The force acting on a body moving along x-axis varies with the position of the particle as shown in figure. The body is in stable equilibrium at

A. $x = {x_1}$
B. $x = {x_2}$
C. both ${x_1}$ and ${x_2}$
D. neither ${x_1}$ nor ${x_2}$

Answer 1

Solution

For solving this problem, first we need to know the difference between equilibrium and stable equilibrium. When both, the internal energy and motion of the body does not change with time, the body is called to be in an equilibrium state. However, when the body is displaced from its equilibrium state and still if it tends to move towards the specific equilibrium point, then it is called the stable equilibrium state. Here, we need to find the point where the body tends to return to its original equilibrium point. Therefore, first we will find the equilibrium point and then the stable equilibrium point.

Formula used:
$F = - \dfrac{{dU}}{{dx}}$ ,
where, $F$ is the force, $dU$ is the change in internal energy and $dx$ is displacement.

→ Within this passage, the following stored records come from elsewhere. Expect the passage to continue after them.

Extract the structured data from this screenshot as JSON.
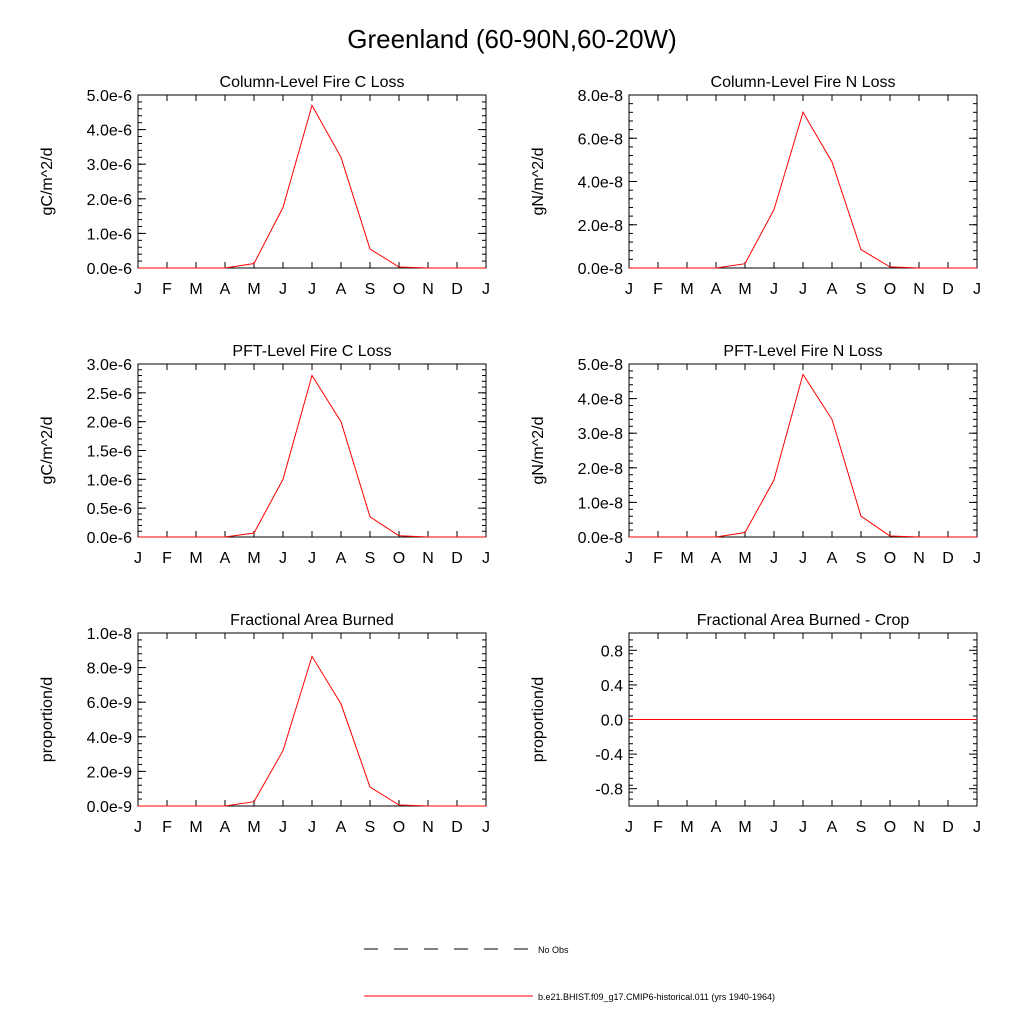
{
  "page_title": "Greenland (60-90N,60-20W)",
  "legend": {
    "items": [
      {
        "label": "No Obs",
        "style": "dashed",
        "color": "#000000"
      },
      {
        "label": "b.e21.BHIST.f09_g17.CMIP6-historical.011 (yrs 1940-1964)",
        "style": "solid",
        "color": "#ff0000"
      }
    ]
  },
  "chart_data": [
    {
      "type": "line",
      "title": "Column-Level Fire C Loss",
      "ylabel": "gC/m^2/d",
      "categories": [
        "J",
        "F",
        "M",
        "A",
        "M",
        "J",
        "J",
        "A",
        "S",
        "O",
        "N",
        "D",
        "J"
      ],
      "ylim": [
        0,
        5e-06
      ],
      "yticks": [
        0,
        1e-06,
        2e-06,
        3e-06,
        4e-06,
        5e-06
      ],
      "ytick_labels": [
        "0.0e-6",
        "1.0e-6",
        "2.0e-6",
        "3.0e-6",
        "4.0e-6",
        "5.0e-6"
      ],
      "series": [
        {
          "color": "#ff0000",
          "values": [
            0,
            0,
            0,
            0,
            1.3e-07,
            1.75e-06,
            4.7e-06,
            3.2e-06,
            5.5e-07,
            3e-08,
            0,
            0,
            0
          ]
        }
      ]
    },
    {
      "type": "line",
      "title": "Column-Level Fire N Loss",
      "ylabel": "gN/m^2/d",
      "categories": [
        "J",
        "F",
        "M",
        "A",
        "M",
        "J",
        "J",
        "A",
        "S",
        "O",
        "N",
        "D",
        "J"
      ],
      "ylim": [
        0,
        8e-08
      ],
      "yticks": [
        0,
        2e-08,
        4e-08,
        6e-08,
        8e-08
      ],
      "ytick_labels": [
        "0.0e-8",
        "2.0e-8",
        "4.0e-8",
        "6.0e-8",
        "8.0e-8"
      ],
      "series": [
        {
          "color": "#ff0000",
          "values": [
            0,
            0,
            0,
            0,
            2e-09,
            2.7e-08,
            7.2e-08,
            4.9e-08,
            8.5e-09,
            5e-10,
            0,
            0,
            0
          ]
        }
      ]
    },
    {
      "type": "line",
      "title": "PFT-Level Fire C Loss",
      "ylabel": "gC/m^2/d",
      "categories": [
        "J",
        "F",
        "M",
        "A",
        "M",
        "J",
        "J",
        "A",
        "S",
        "O",
        "N",
        "D",
        "J"
      ],
      "ylim": [
        0,
        3e-06
      ],
      "yticks": [
        0,
        5e-07,
        1e-06,
        1.5e-06,
        2e-06,
        2.5e-06,
        3e-06
      ],
      "ytick_labels": [
        "0.0e-6",
        "0.5e-6",
        "1.0e-6",
        "1.5e-6",
        "2.0e-6",
        "2.5e-6",
        "3.0e-6"
      ],
      "series": [
        {
          "color": "#ff0000",
          "values": [
            0,
            0,
            0,
            0,
            7e-08,
            1e-06,
            2.8e-06,
            2e-06,
            3.5e-07,
            2e-08,
            0,
            0,
            0
          ]
        }
      ]
    },
    {
      "type": "line",
      "title": "PFT-Level Fire N Loss",
      "ylabel": "gN/m^2/d",
      "categories": [
        "J",
        "F",
        "M",
        "A",
        "M",
        "J",
        "J",
        "A",
        "S",
        "O",
        "N",
        "D",
        "J"
      ],
      "ylim": [
        0,
        5e-08
      ],
      "yticks": [
        0,
        1e-08,
        2e-08,
        3e-08,
        4e-08,
        5e-08
      ],
      "ytick_labels": [
        "0.0e-8",
        "1.0e-8",
        "2.0e-8",
        "3.0e-8",
        "4.0e-8",
        "5.0e-8"
      ],
      "series": [
        {
          "color": "#ff0000",
          "values": [
            0,
            0,
            0,
            0,
            1.3e-09,
            1.65e-08,
            4.7e-08,
            3.4e-08,
            6e-09,
            3e-10,
            0,
            0,
            0
          ]
        }
      ]
    },
    {
      "type": "line",
      "title": "Fractional Area Burned",
      "ylabel": "proportion/d",
      "categories": [
        "J",
        "F",
        "M",
        "A",
        "M",
        "J",
        "J",
        "A",
        "S",
        "O",
        "N",
        "D",
        "J"
      ],
      "ylim": [
        0,
        1e-08
      ],
      "yticks": [
        0,
        2e-09,
        4e-09,
        6e-09,
        8e-09,
        1e-08
      ],
      "ytick_labels": [
        "0.0e-9",
        "2.0e-9",
        "4.0e-9",
        "6.0e-9",
        "8.0e-9",
        "1.0e-8"
      ],
      "series": [
        {
          "color": "#ff0000",
          "values": [
            0,
            0,
            0,
            0,
            2.5e-10,
            3.2e-09,
            8.65e-09,
            5.9e-09,
            1.1e-09,
            6e-11,
            0,
            0,
            0
          ]
        }
      ]
    },
    {
      "type": "line",
      "title": "Fractional Area Burned - Crop",
      "ylabel": "proportion/d",
      "categories": [
        "J",
        "F",
        "M",
        "A",
        "M",
        "J",
        "J",
        "A",
        "S",
        "O",
        "N",
        "D",
        "J"
      ],
      "ylim": [
        -1.0,
        1.0
      ],
      "yticks": [
        -0.8,
        -0.4,
        0.0,
        0.4,
        0.8
      ],
      "ytick_labels": [
        "-0.8",
        "-0.4",
        "0.0",
        "0.4",
        "0.8"
      ],
      "series": [
        {
          "color": "#ff0000",
          "values": [
            0,
            0,
            0,
            0,
            0,
            0,
            0,
            0,
            0,
            0,
            0,
            0,
            0
          ]
        }
      ]
    }
  ]
}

Complete step by step answer:
The first step we will do here is to find the equilibrium points.
We know that $F = - \dfrac{{dU}}{{dx}}$
From the given figure, it is clear that the force is zero at both points ${x_1}$ and ${x_2}$ .
Therefore. at $x = {x_1}$ and $x = {x_2}$ , $F = - \dfrac{{dU}}{{dx}} = 0$

So, we can say that the body is in the equilibrium state at both the points ${x_1}$ and ${x_2}$ . Now, we need to find at which of these points the body is in stable equilibrium.The condition for the equilibrium to be stable is $\dfrac{{dF}}{{dx}} < 0$ which means that the force should be applied in the negative direction to bring the body back to its original equilibrium state.

At $x = {x_1}$ , $\dfrac{{dF}}{{dx}} > 0$ which means that force will be in the forward direction and body will not come to its equilibrium state once it is displaced. Thus, at this point the body is not in the stable equilibrium.

Now at $x = {x_2}$ , $\dfrac{{dF}}{{dx}} < 0$ which means that force will be in the backward direction and body will come to its equilibrium state once it is displaced. Thus, at this point the body is in the stable equilibrium.

Hence, option B is the right answer.

Note: Here, we have used the concept of stable equilibrium where a body tends to return back to its equilibrium state when displacement occurs. There are three types of equilibrium: stable, unstable and neutral. In unstable equilibrium, the body tends to move away from the equilibrium point when displaced. In neutral equilibrium a body does not move away or towards the equilibrium point and remains still at the equilibrium point.